Elle dit constater une nette diminution des crises depuis que ses enfants prennent du CBD.
– « Dose réponse » –
Les deux adolescents font partie des premiers bénéficiaires de l’expérimentation du cannabis à usage médical lancée pour deux ans en mars 2021 en France, sous le contrôle de l’Agence nationale de sécurité du médicament (ANSM). A terme, il doit inclure jusqu’à 3.000 patients.
Sur les 1.500 déjà enrôlés, 70 sont mineurs et souffrent pour la plupart d’épilepsies réfractaires, détaille Nathalie Richard, qui dirige les travaux de l’ANSM.
Le Dr Stéphane Auvin, neuropédiatre à l’hôpital Robert Debré (AP-HP), accompagne Camille et Thomas depuis leur plus jeune âge.
Quinze de ses patients, âgés de 5 à 17 ans et souffrant de pathologies rebelles aux traitements existants, se soignent également grâce au CBD.
Pour chacun, il faut « trouver la dose réponse » et déterminer à partir de quelle posologie le médicament s’avère efficace, détaille le Dr Auvin. « Thomas a eu une bonne réponse tout de suite, puis nous avons dû augmenter la dose. Pour Camille, on n’a eu aucun effet jusqu’à la dose maximale qu’elle tolère très bien », illustre-t-il.

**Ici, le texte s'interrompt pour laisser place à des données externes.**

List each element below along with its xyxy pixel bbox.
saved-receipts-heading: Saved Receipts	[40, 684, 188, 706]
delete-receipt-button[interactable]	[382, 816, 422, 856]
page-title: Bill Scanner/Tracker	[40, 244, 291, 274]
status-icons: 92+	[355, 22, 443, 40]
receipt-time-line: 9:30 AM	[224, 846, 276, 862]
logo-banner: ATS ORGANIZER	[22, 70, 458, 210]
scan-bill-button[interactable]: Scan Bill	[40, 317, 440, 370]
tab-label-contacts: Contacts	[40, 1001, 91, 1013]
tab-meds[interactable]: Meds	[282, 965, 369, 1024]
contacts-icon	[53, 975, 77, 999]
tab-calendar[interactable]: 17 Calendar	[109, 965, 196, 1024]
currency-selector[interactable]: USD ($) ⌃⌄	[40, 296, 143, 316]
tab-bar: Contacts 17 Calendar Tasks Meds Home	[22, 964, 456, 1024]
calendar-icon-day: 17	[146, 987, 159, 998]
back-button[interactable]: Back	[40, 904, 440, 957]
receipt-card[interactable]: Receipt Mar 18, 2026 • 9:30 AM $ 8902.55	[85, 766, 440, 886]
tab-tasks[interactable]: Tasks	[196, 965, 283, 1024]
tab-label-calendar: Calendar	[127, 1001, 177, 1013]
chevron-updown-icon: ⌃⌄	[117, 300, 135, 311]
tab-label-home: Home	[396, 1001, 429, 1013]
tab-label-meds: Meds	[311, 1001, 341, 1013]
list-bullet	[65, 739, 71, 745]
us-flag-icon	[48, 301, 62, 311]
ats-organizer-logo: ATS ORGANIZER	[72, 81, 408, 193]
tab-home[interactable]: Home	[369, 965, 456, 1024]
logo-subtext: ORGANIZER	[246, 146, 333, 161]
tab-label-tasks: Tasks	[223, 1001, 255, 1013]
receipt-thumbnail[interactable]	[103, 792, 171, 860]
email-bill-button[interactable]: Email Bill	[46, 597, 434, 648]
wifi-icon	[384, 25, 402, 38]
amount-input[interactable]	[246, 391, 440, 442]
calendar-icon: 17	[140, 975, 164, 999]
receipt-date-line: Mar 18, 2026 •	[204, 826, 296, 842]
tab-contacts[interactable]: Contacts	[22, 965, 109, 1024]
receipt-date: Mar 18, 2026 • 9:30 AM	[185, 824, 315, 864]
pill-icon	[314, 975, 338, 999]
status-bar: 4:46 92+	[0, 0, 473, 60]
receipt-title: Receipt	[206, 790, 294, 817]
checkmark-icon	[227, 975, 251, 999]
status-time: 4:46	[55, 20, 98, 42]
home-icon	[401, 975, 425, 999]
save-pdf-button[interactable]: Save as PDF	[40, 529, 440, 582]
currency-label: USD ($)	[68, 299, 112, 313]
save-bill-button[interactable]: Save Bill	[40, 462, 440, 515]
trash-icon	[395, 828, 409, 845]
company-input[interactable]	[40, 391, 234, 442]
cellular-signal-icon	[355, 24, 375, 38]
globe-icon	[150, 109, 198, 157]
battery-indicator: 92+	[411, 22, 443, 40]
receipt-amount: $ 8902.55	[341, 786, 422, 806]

Le CBD entraîne beaucoup moins d’effets secondaires que les autres traitements antiépileptiques, ajoute Isabelle Nodin: moins de fatigue, d’états somnolents et de crises, ce qui lui permet de développer une « communication non-verbale » avec ses enfants.
« Ils ne parlent pas, ne savent pas lire, donc il faut attirer leur attention avec des choses sensorielles », abonde-t-elle au milieu des livres musicaux et des fibres optiques colorées jonchant le sol de la chambre de sa fille.
– Retours « positifs » –
La France compterait près de 700.000 personnes épileptiques, dont environ 30% présenteraient une résistance aux traitements existants, estime Stéphane Auvin.
L’échéance de l’expérimentation l’an prochain pose le défi de la généralisation des traitements antiépileptiques à base de CBD.
Concernant l’épilepsie réfractaire, « nous avons des retours positifs sur l’efficacité des traitements (…) mais il y a toujours des effets indésirables, c’est relatif à tout médicament », reconnaît Nathalie Richard à l’issue d’une réunion du Comité scientifique temporaire (CST), chargé du suivi de l’expérimentation.
« Il ne faut pas voir dans le CBD un médicament magique », prévient Stéphane Auvin, qui doute que le traitement puisse soulager toutes les formes d’épilepsie: l’une de ses patientes a déjà quitté le dispositif, fait-il remarquer.
« Le CBD comme molécule dans le traitement des épilepsies a clairement sa place » mais « une expérimentation menée par l’ANSM donne-t-elle la même légitimité qu’un essai clinique pour mesurer les effets secondaires et l’efficacité ? », s’interroge le neuropédiatre.
Le dispositif doit faire l’objet d’une évaluation précise, souligne l’ANSM, notamment sur les répercussions du cannabis médical sur les autres traitements.
Une certitude, les patients pris en charge dans le cadre de l’expérimentation continueront d’être traités « avec du cannabis médical » une fois qu’elle aura pris fin.